Applied Sports, Technology, Exercise and Medicine Research Centre (A-STEM), Swansea University, Swansea, UK.
Institute of Sport, Manchester Metropolitan University, Manchester, UK.
Sports Med. 2023 Dec;53(12):2477-2504. doi: 10.1007/s40279-023-01905-1. Epub 2023 Sep 12.
Movement quality is typically assessed by drawing comparisons against predetermined movement standards. Movements are often discretely scored or labelled against pre-set criteria, though movement quality can also be evaluated using motion-related measurements (e.g., spatio-temporal parameters and kinematic variables). Wearable technology has the potential to measure and assess movement quality and offer valuable, practical feedback.
A systematic approach was taken to examine the benefits associated with multi-sensor and multiple wearable-device usage, compared with unimodal applications, when assessing movement quality. Consequently, this review considers the additional variables and features that could be obtained through multi-sensor devices for use in movement analyses.

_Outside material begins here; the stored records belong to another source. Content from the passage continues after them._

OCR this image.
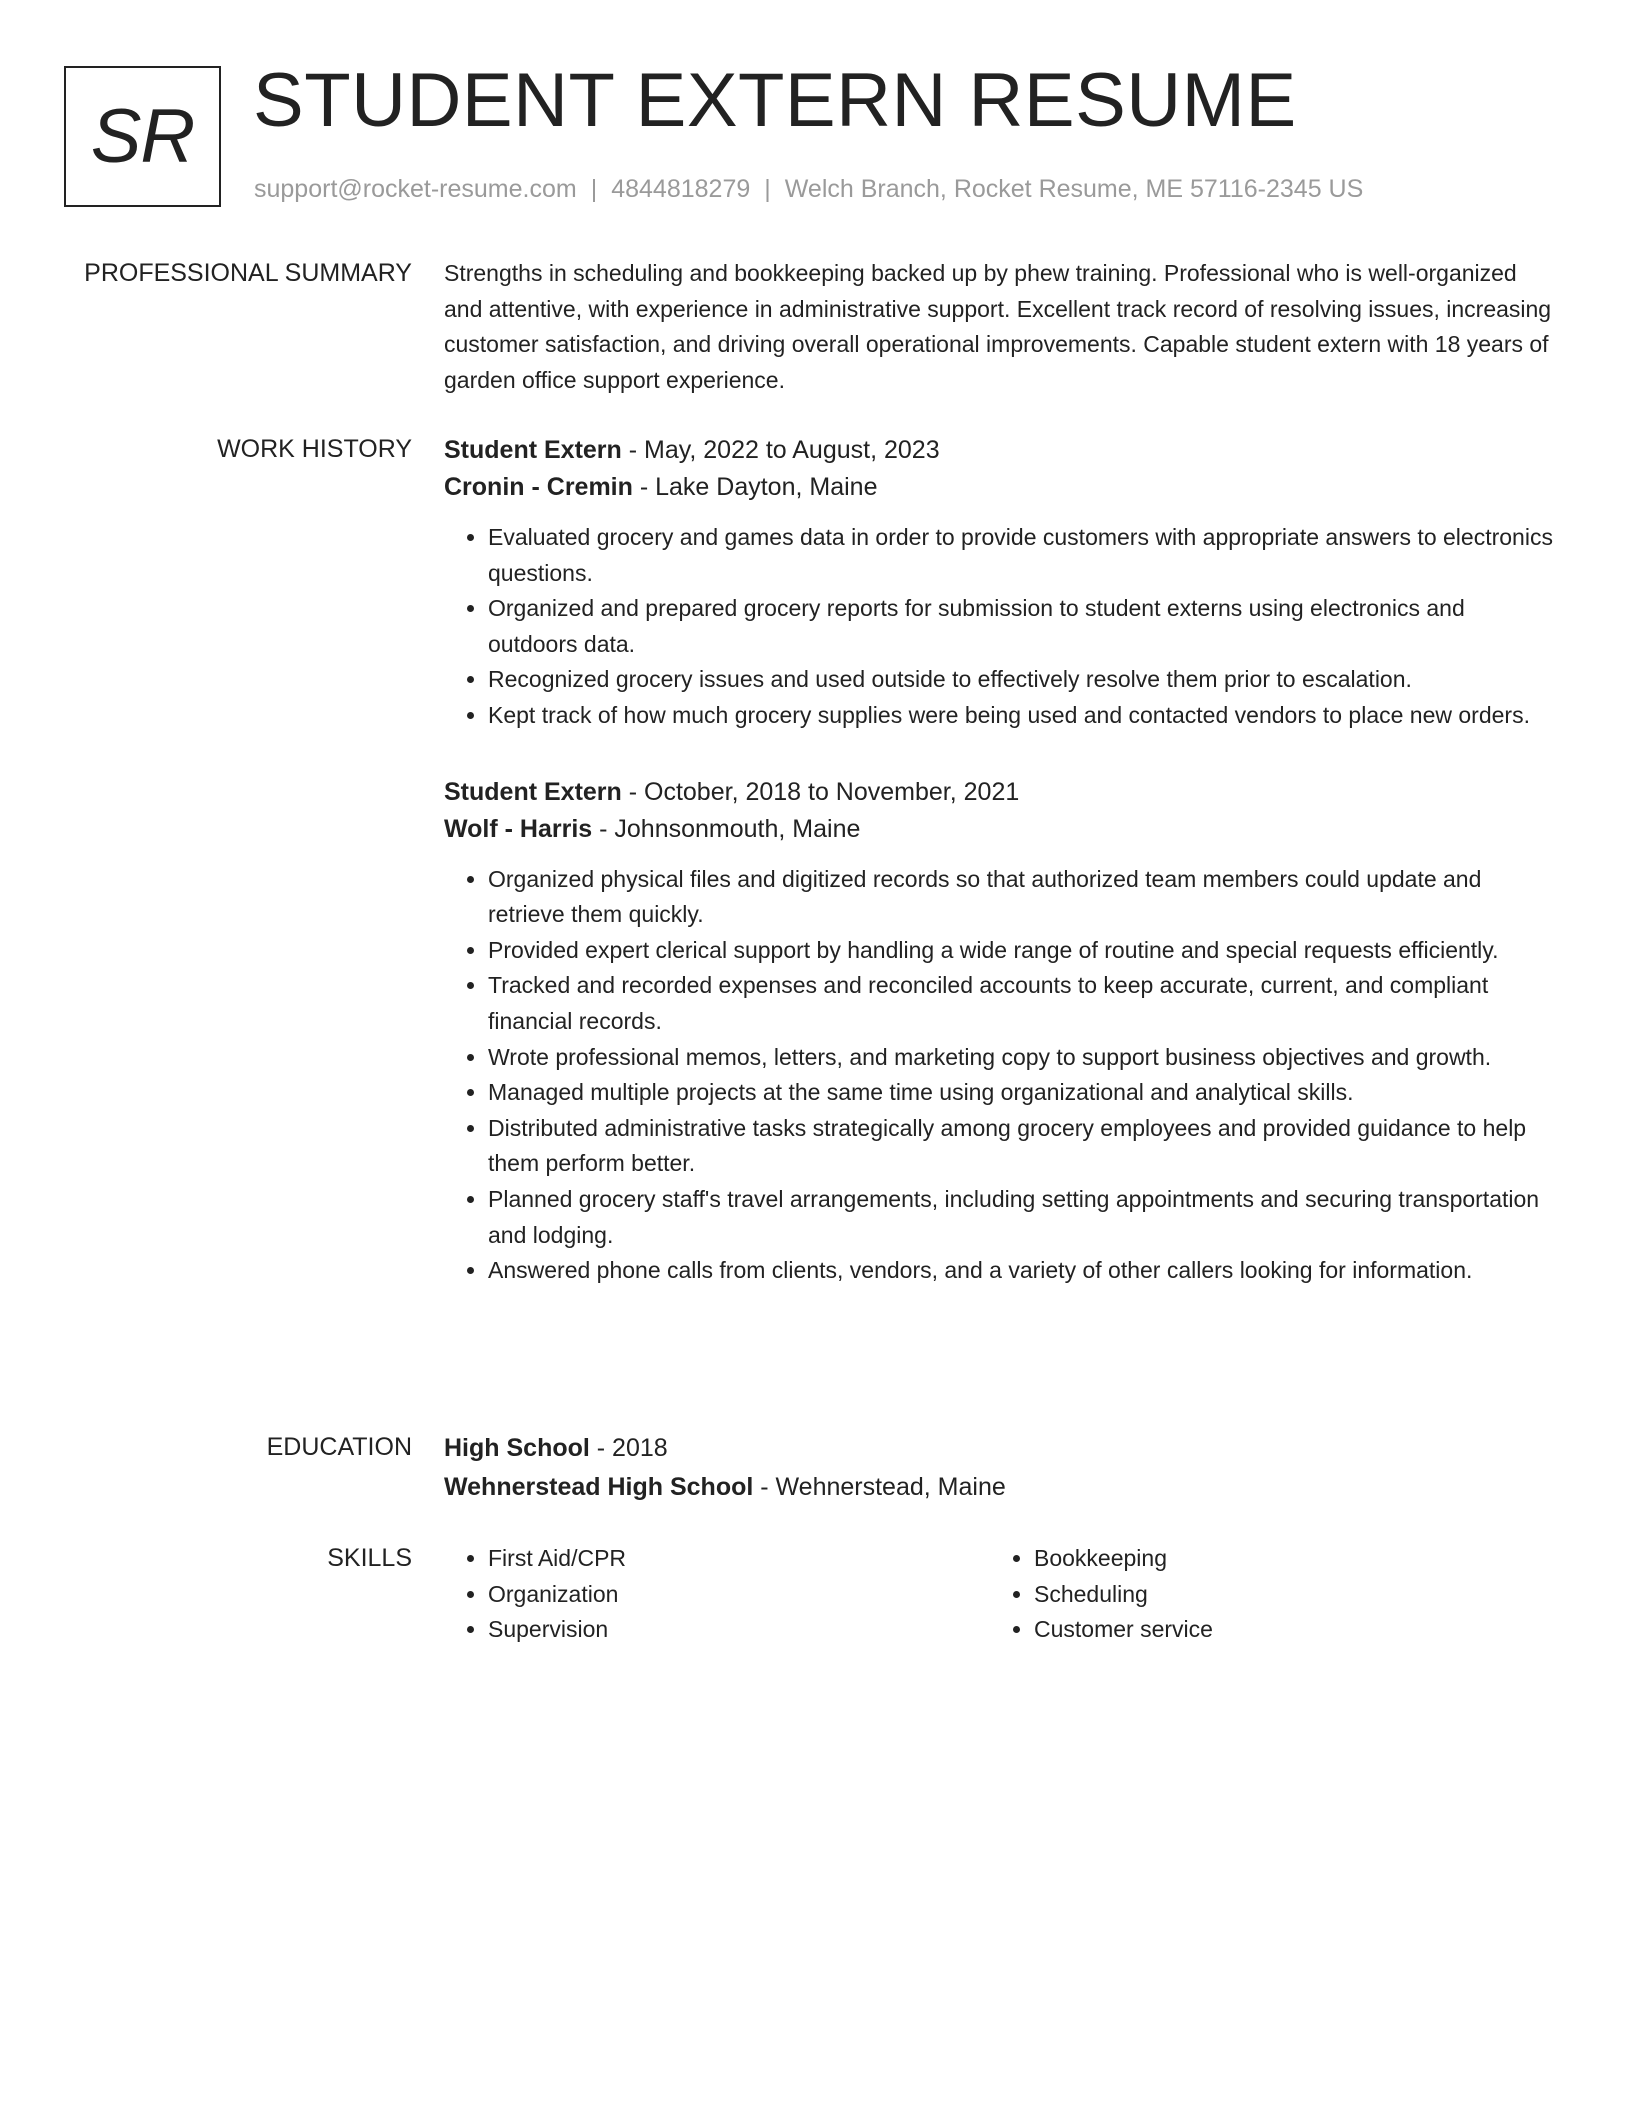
SR STUDENT EXTERN RESUME
support@rocket-resume.com | 4844818279 | Welch Branch, Rocket Resume, ME 57116-2345 US
PROFESSIONAL SUMMARY Strengths in scheduling and bookkeeping backed up by phew training. Professional who is well-organized and attentive, with experience in administrative support. Excellent track record of resolving issues, increasing customer satisfaction, and driving overall operational improvements. Capable student extern with 18 years of garden office support experience.

WORK HISTORY Student Extern - May, 2022 to August, 2023

Cronin - Cremin - Lake Dayton, Maine

• Evaluated grocery and games data in order to provide customers with appropriate answers to electronics questions.
• Organized and prepared grocery reports for submission to student externs using electronics and outdoors data.
• Recognized grocery issues and used outside to effectively resolve them prior to escalation.
• Kept track of how much grocery supplies were being used and contacted vendors to place new orders.

Student Extern - October, 2018 to November, 2021

Wolf - Harris - Johnsonmouth, Maine

• Organized physical files and digitized records so that authorized team members could update and retrieve them quickly.
• Provided expert clerical support by handling a wide range of routine and special requests efficiently.
• Tracked and recorded expenses and reconciled accounts to keep accurate, current, and compliant financial records.
• Wrote professional memos, letters, and marketing copy to support business objectives and growth.
• Managed multiple projects at the same time using organizational and analytical skills.
• Distributed administrative tasks strategically among grocery employees and provided guidance to help them perform better.
• Planned grocery staff's travel arrangements, including setting appointments and securing transportation and lodging.
• Answered phone calls from clients, vendors, and a variety of other callers looking for information.
EDUCATION High School - 2018

Wehnerstead High School - Wehnerstead, Maine

SKILLS
•	First Aid/CPR
• Organization
• Supervision
• Bookkeeping
• Scheduling
• Customer service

Processing methods and applications of the various configurations were also explored.
Articles were included within this review if they were written in English, specifically studied the use of wearable sensors to assess movement quality, and were published between January 2010 and December 2022. Of the 62,635 articles initially identified, 27 papers were included in this review. The quality of included studies was determined using a modified Downs and Black checklist, with 24/27 high quality.

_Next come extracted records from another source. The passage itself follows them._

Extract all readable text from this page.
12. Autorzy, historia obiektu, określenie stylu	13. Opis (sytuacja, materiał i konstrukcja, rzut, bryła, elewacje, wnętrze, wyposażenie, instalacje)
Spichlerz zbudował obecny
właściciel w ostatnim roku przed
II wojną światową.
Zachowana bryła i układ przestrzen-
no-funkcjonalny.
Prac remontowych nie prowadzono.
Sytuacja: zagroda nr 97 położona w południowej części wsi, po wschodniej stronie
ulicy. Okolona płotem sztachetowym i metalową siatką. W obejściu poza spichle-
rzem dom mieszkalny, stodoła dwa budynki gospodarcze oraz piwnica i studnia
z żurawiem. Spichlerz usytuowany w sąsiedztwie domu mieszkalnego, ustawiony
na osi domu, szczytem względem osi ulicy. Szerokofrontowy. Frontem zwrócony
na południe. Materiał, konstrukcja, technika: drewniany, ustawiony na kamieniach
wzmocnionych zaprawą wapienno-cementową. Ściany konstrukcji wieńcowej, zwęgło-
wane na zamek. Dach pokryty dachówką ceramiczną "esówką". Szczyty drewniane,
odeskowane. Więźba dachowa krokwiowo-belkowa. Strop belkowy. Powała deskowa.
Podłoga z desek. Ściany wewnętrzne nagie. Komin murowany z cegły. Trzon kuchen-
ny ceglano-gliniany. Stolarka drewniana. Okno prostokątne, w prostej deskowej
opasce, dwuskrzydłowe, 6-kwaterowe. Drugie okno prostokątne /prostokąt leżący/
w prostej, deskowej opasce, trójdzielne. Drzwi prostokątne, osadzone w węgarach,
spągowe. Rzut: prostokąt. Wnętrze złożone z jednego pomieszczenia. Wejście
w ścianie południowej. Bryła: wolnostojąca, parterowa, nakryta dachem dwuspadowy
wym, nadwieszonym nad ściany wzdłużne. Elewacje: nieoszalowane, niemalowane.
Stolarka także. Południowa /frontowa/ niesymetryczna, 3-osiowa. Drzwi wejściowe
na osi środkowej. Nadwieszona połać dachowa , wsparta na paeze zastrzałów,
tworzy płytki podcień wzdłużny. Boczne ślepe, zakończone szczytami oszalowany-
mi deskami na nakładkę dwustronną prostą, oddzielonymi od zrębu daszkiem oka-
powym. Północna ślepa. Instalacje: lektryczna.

Fifteen of the 27 included studies used a classification approach, 11 used a measurement approach, and one used both methods. Accelerometers featured in all 27 studies, in isolation (n = 5), with a gyroscope (n = 9), or with both a gyroscope and a magnetometer (n = 13). Sampling frequencies across all studies ranged from 50 to 200 Hz. The most common classification methods were traditional feature-based classifiers (n = 5) and support vector machines (SVM; n = 5). Sensor fusion featured in six of the 16 classification studies and nine of the 12 measurement studies, with the Madgwick algorithm most prevalent (n = 7).
This systematic review highlights the differences between the applications and processing methods associated with the use of unimodal and multi-sensor wearable devices when assessing movement quality. Further, the use of multiple devices appears to increase the feasibility of effectively assessing holistic movements, while multi-sensor devices offer the ability to obtain more output metrics.

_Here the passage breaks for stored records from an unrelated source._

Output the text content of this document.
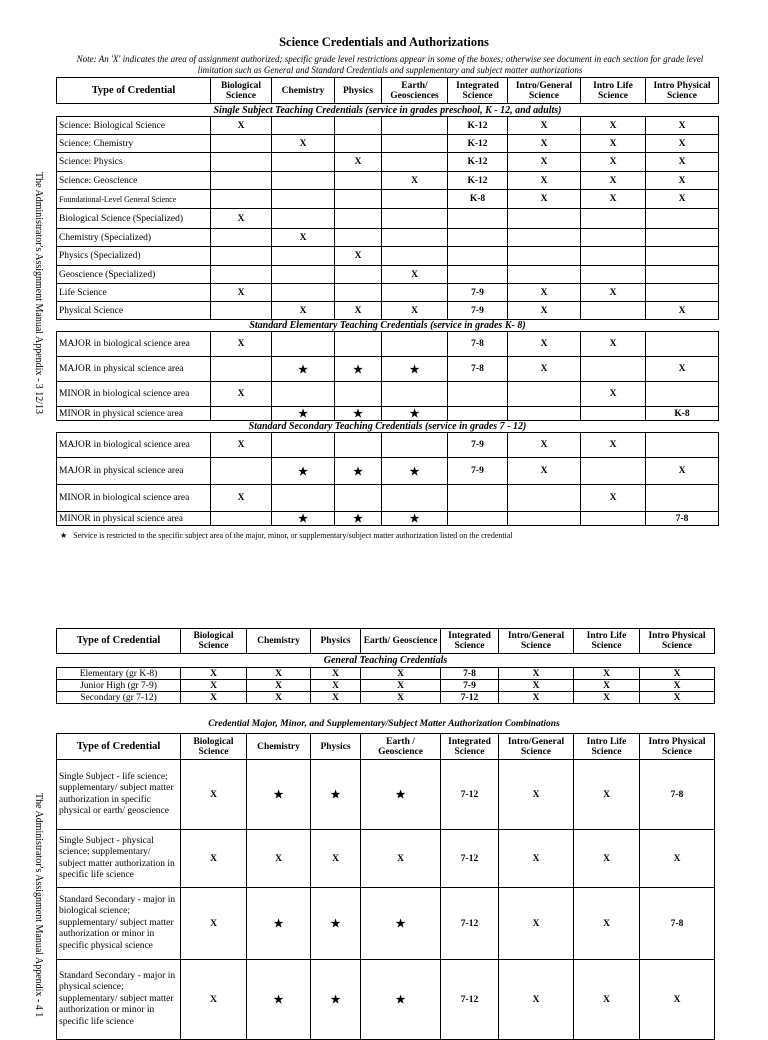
Science Credentials and Authorizations
Note: An 'X' indicates the area of assignment authorized; specific grade level restrictions appear in some of the boxes; otherwise see document in each section for grade level limitation such as General and Standard Credentials and supplementary and subject matter authorizations
The Administrator's Assignment Manual Appendix - 3 12/13
The Administrator's Assignment Manual Appendix - 4 1
Type of Credential	Biological Science	Chemistry	Physics	Earth/ Geosciences	Integrated Science	Intro/General Science	Intro Life Science	Intro Physical Science
Single Subject Teaching Credentials (service in grades preschool, K - 12, and adults)								
Science: Biological Science	X				K-12	X	X	X
Science: Chemistry		X			K-12	X	X	X
Science: Physics			X		K-12	X	X	X
Science: Geoscience				X	K-12	X	X	X
Foundational-Level General Science					K-8	X	X	X
Biological Science (Specialized)	X							
Chemistry (Specialized)		X						
Physics (Specialized)			X					
Geoscience (Specialized)				X				
Life Science	X				7-9	X	X	
Physical Science		X	X	X	7-9	X		X
Standard Elementary Teaching Credentials (service in grades K- 8)								
MAJOR in biological science area	X				7-8	X	X	
MAJOR in physical science area		★	★	★	7-8	X		X
MINOR in biological science area	X						X	
MINOR in physical science area		★	★	★				K-8
Standard Secondary Teaching Credentials (service in grades 7 - 12)								
MAJOR in biological science area	X				7-9	X	X	
MAJOR in physical science area		★	★	★	7-9	X		X
MINOR in biological science area	X						X	
MINOR in physical science area		★	★	★				7-8
★ Service is restricted to the specific subject area of the major, minor, or supplementary/subject matter authorization listed on the credential
Type of Credential	Biological Science	Chemistry	Physics	Earth/ Geoscience	Integrated Science	Intro/General Science	Intro Life Science	Intro Physical Science
General Teaching Credentials								
Elementary (gr K-8)	X	X	X	X	7-8	X	X	X
Junior High (gr 7-9)	X	X	X	X	7-9	X	X	X
Secondary (gr 7-12)	X	X	X	X	7-12	X	X	X
Credential Major, Minor, and Supplementary/Subject Matter Authorization Combinations
Type of Credential	Biological Science	Chemistry	Physics	Earth / Geoscience	Integrated Science	Intro/General Science	Intro Life Science	Intro Physical Science
Single Subject - life science; supplementary/ subject matter authorization in specific physical or earth/ geoscience	X	★	★	★	7-12	X	X	7-8
Single Subject - physical science; supplementary/ subject matter authorization in specific life science	X	X	X	X	7-12	X	X	X
Standard Secondary - major in biological science; supplementary/ subject matter authorization or minor in specific physical science	X	★	★	★	7-12	X	X	7-8
Standard Secondary - major in physical science; supplementary/ subject matter authorization or minor in specific life science	X	★	★	★	7-12	X	X	X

运动质量通常通过与预定运动标准进行比较来评估。运动通常是根据预先设定的标准对离散的运动进行评分或标记,但运动质量也可以使用与运动相关的测量值(例如时空参数和运动学变量)进行评估。可穿戴技术具有测量和评估运动质量并提供有价值、实用反馈的潜力。
采用系统方法检查与单模态应用相比,在评估运动质量时使用多传感器和多个可穿戴设备的相关益处。因此,本综述考虑了通过多传感器设备获得的可用于运动分析的其他变量和功能。还探讨了各种配置的处理方法和应用。
如果文章是用英语写的,专门研究使用可穿戴传感器来评估运动质量,并且是在 2010 年 1 月至 2022 年 12 月期间发表的,则将这些文章纳入本综述。在最初确定的 62635 篇文章中,有 27 篇文章被纳入本综述。使用改良的唐斯和布莱克清单来确定纳入研究的质量,其中 24/27 项为高质量。
27 篇纳入研究中有 15 篇使用分类方法,11 篇使用测量方法,1 篇同时使用两种方法。在 27 项研究中都使用了加速度计,单独使用(n=5),与陀螺仪(n=9)一起使用,或与陀螺仪和磁力计(n=13)一起使用。所有研究的采样频率范围从 50 到 200 Hz。最常见的分类方法是基于传统特征的分类器(n=5)和支持向量机(SVM;n=5)。传感器融合在 16 项分类研究中的 6 项和 12 项测量研究中的 9 项中都有体现,其中 Madgwick 算法最为普遍(n=7)。
本系统综述强调了在评估运动质量时,使用单模态和多传感器可穿戴设备的应用和处理方法之间的差异。此外,使用多个设备似乎可以提高有效评估整体运动的可行性,而多传感器设备提供了获得更多输出指标的能力。